Mitternacht ist längst vorüber, als Hyazinth sich diesen Erinnerungen hingibt. Immer nur dankt er der Himmelskönigin für alles, was er zu Gottes und ihrer Ehre hatte wirken dürfen, vierzig Jahre lang. Nicht zuletzt sagt der betende Träumer der Mutter Gottes in dieser Nacht vor ihrem Hochfest ein herzliches Lob dafür, dass er vierzehn Jahre lang als Missionar den Preußen und Russen und anderen Völkern bis an die Grenzen von China und Tibet das Evangelium hatte verkünden dürfen.
Dann hatte sich – überaus schön – jenes unvergessliche Ereignis in Kiew zugetragen. Gerade zu der Zeit, als er dort ein Kloster gründete, eroberten die grausamen Tataren mordend und brennend die Stadt. Da hatte er, Hyazinth aus dem Tabernakel den Speisekelch mit den heiligen Hostien genommen, um das Höchste Gut in Sicherheit zu bringen. Und als er mit dem Allerheiligsten vor der Brust sich entfernen wollte, war das Marienbild auf dem Liebfrauenaltar lebendig geworden und hatte ihm zugerufen: „Nimm mich mit!“ Nur zu gerne war er dem Wunsch nachgekommen. Mit dem Kelch in der rechten und dem Muttergottesbild in der linken Hand war er ungehindert durch die Feinde hindurch gegangen, und nicht ein Haar war ihm gekrümmt worden.

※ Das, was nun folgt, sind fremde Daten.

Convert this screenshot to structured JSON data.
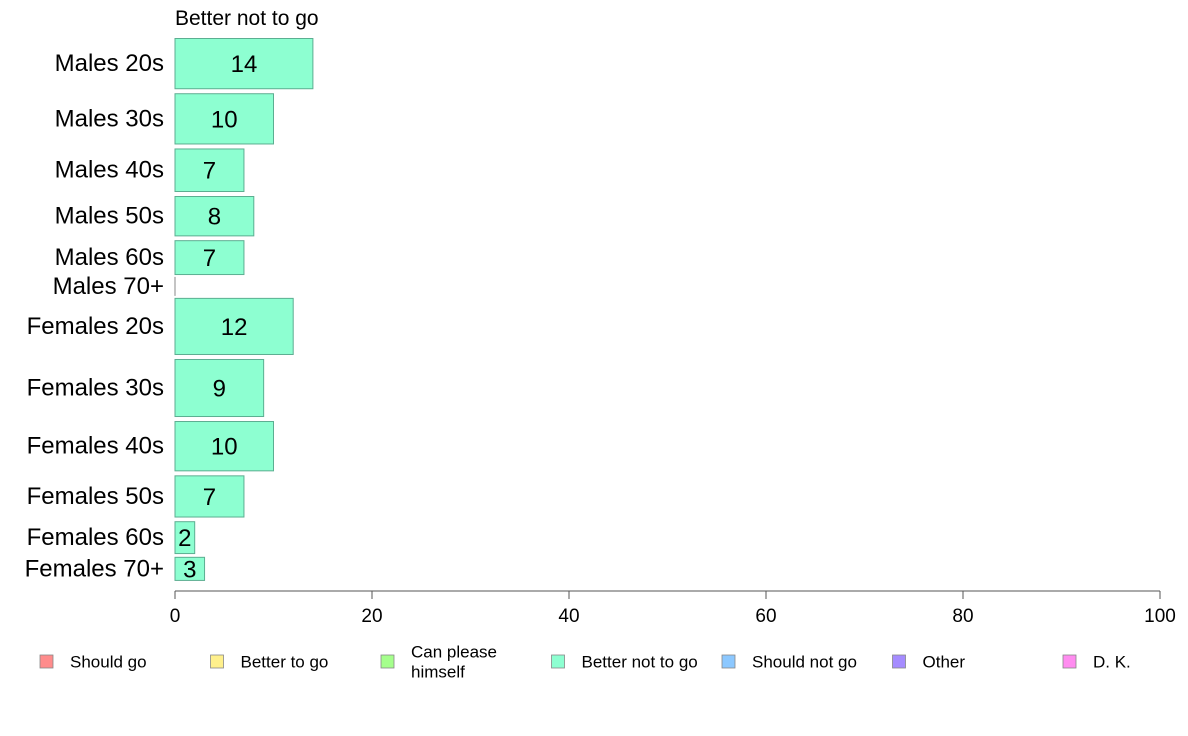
{
  "chart_data": {
    "type": "bar",
    "orientation": "horizontal",
    "title": "Better not to go",
    "categories": [
      "Males 20s",
      "Males 30s",
      "Males 40s",
      "Males 50s",
      "Males 60s",
      "Males 70+",
      "Females 20s",
      "Females 30s",
      "Females 40s",
      "Females 50s",
      "Females 60s",
      "Females 70+"
    ],
    "values": [
      14,
      10,
      7,
      8,
      7,
      0,
      12,
      9,
      10,
      7,
      2,
      3
    ],
    "value_labels": [
      "14",
      "10",
      "7",
      "8",
      "7",
      "",
      "12",
      "9",
      "10",
      "7",
      "2",
      "3"
    ],
    "category_weights": [
      1.22,
      1.22,
      1.05,
      0.98,
      0.85,
      0.42,
      1.35,
      1.37,
      1.2,
      1.02,
      0.8,
      0.58
    ],
    "xlim": [
      0,
      100
    ],
    "xticks": [
      0,
      20,
      40,
      60,
      80,
      100
    ],
    "xlabel": "",
    "ylabel": "",
    "grid": false,
    "bar_color": "#8dffd1",
    "bar_edge_color": "#5cae91",
    "legend": {
      "placement": "bottom",
      "entries": [
        {
          "label_lines": [
            "Should go"
          ],
          "color": "#ff8c8c"
        },
        {
          "label_lines": [
            "Better to go"
          ],
          "color": "#fff08c"
        },
        {
          "label_lines": [
            "Can please",
            "himself"
          ],
          "color": "#a5ff8c"
        },
        {
          "label_lines": [
            "Better not to go"
          ],
          "color": "#8dffd1"
        },
        {
          "label_lines": [
            "Should not go"
          ],
          "color": "#8cc8ff"
        },
        {
          "label_lines": [
            "Other"
          ],
          "color": "#a58cff"
        },
        {
          "label_lines": [
            "D. K."
          ],
          "color": "#ff8cf0"
        }
      ]
    }
  }
}
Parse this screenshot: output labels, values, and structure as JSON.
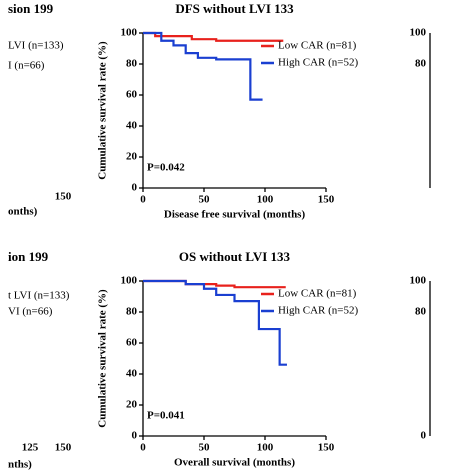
{
  "chart_data": [
    {
      "type": "line",
      "title": "DFS  without LVI 133",
      "x_label": "Disease free survival (months)",
      "y_label": "Cumulative survival rate (%)",
      "annotation": "P=0.042",
      "xlim": [
        0,
        150
      ],
      "xticks": [
        0,
        50,
        100,
        150
      ],
      "ylim": [
        0,
        100
      ],
      "yticks": [
        0,
        20,
        40,
        60,
        80,
        100
      ],
      "series": [
        {
          "name": "Low CAR (n=81)",
          "color": "#e8211c",
          "x": [
            0,
            10,
            10,
            40,
            40,
            60,
            60,
            115
          ],
          "values": [
            100,
            100,
            98,
            98,
            96,
            96,
            95,
            95
          ]
        },
        {
          "name": "High CAR (n=52)",
          "color": "#1a3fd1",
          "x": [
            0,
            15,
            15,
            25,
            25,
            35,
            35,
            45,
            45,
            60,
            60,
            88,
            88,
            98
          ],
          "values": [
            100,
            100,
            95,
            95,
            92,
            92,
            87,
            87,
            84,
            84,
            83,
            83,
            57,
            57
          ]
        }
      ]
    },
    {
      "type": "line",
      "title": "OS  without LVI 133",
      "x_label": "Overall survival (months)",
      "y_label": "Cumulative survival rate (%)",
      "annotation": "P=0.041",
      "xlim": [
        0,
        150
      ],
      "xticks": [
        0,
        50,
        100,
        150
      ],
      "ylim": [
        0,
        100
      ],
      "yticks": [
        0,
        20,
        40,
        60,
        80,
        100
      ],
      "series": [
        {
          "name": "Low CAR (n=81)",
          "color": "#e8211c",
          "x": [
            0,
            35,
            35,
            60,
            60,
            75,
            75,
            117
          ],
          "values": [
            100,
            100,
            98,
            98,
            97,
            97,
            96,
            96
          ]
        },
        {
          "name": "High CAR (n=52)",
          "color": "#1a3fd1",
          "x": [
            0,
            35,
            35,
            50,
            50,
            60,
            60,
            75,
            75,
            95,
            95,
            112,
            112,
            118
          ],
          "values": [
            100,
            100,
            98,
            98,
            95,
            95,
            91,
            91,
            87,
            87,
            69,
            69,
            46,
            46
          ]
        }
      ]
    }
  ],
  "fragments": [
    "sion 199",
    "LVI (n=133)",
    "I (n=66)",
    "150",
    "onths)",
    "ion 199",
    "t LVI (n=133)",
    "VI (n=66)",
    "125",
    "150",
    "nths)",
    "100",
    "80",
    "100",
    "80",
    "0"
  ]
}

Immer wieder dankt bei diesen Erinnerungen der träumende Beter mit liebendem Sinn der Königin seines Herzens für alle Hilfe und allen Schutz, die ihm lebenslang von ihr geschenkt wurden. Immer wieder dankt Hyazinth, aber auf einmal weicht die Nacht, die ihn umgibt, einem hellen Licht. Engel mit siebenfarbigen Flügeln ziehen ohne Zahl heran. Die Himmelskönigin, leuchtend wie die Sonne, ist in ihrem Gefolge. Mit liebem Lächeln nähert sich Maria dem Betenden und winkt ihm lieb und sagt:
„Komm, du hast mich damals mitgenommen, und du hast mich durch dein ganzes Leben getragen, dafür nehme ich dich heute mit bei meiner Himmelfahrt.“
So spricht die Gottesmutter, und während die Engel himmelschön das Salve Regina anstimmen, zieht Hyazinth ein ins Paradies.